Many of the poems drafted while on the MA in Writing ended up in my first full collection of poetry, The Essential Guide to Flight, published by Salmon Poetry in 2009. Some of these poems have been read to enthusiastic audiences at poetry readings around Ireland (including the Cúirt International Festival of Literature, various libraries, & as part of Poetry Ireland’s ‘Introductions’). Two of them even got me shortlisted for a Hennessy Literary Award the same year the collection was published. In 2010 I received an Arts Council Literature Bursary to complete my next collection of poetry.
I now live in Connemara (in the west of Ireland) with my husband and son, a stone’s throw from where my mother was born and reared.
end of author bio
Celeste maintains an interesting webpage that has links to two of the stories in this collection and if you act quickly you can download a kindle edition of "Deedee And The Sorrows" from Amazon. There also is a very valuable interview with Auge.
I also highly recommend that any one interested in contemporary Irish literature stop by the webpage of the Doire Press, the publisher of Fireproof and Other Stories.

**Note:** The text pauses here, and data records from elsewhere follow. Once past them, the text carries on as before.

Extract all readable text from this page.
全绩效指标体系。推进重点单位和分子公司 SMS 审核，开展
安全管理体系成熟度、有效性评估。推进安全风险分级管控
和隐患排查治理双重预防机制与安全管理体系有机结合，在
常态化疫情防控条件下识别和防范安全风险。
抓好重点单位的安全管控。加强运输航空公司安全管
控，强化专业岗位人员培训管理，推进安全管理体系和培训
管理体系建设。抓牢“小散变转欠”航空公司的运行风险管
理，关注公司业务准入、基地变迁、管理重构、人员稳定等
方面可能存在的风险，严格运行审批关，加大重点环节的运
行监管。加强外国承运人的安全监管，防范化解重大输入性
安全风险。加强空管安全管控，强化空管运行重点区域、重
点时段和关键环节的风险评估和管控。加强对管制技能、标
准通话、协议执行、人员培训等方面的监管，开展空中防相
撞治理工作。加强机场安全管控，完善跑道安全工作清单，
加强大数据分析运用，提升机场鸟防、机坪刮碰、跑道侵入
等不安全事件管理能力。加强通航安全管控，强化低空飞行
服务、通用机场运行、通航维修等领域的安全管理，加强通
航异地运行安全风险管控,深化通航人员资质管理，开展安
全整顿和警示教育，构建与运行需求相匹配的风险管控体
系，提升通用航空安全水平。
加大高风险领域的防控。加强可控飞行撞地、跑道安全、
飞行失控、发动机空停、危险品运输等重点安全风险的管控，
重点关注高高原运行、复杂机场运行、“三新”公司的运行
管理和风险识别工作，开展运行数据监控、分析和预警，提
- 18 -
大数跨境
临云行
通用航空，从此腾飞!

I greatly enjoyed this collection of short stories and endorse it without reservation to all who love good short stories.
2 comments:
I really liked 'DeeDee and the Sorrows', especially the flow of language at the end echoing the singing
thanks for such an interesting post, Mel. I read 'Mammary World' and 'The Good Boat' on-line - they are both great stories so it is good to know that Celeste has a collection out. I look forward to reading more of her stories.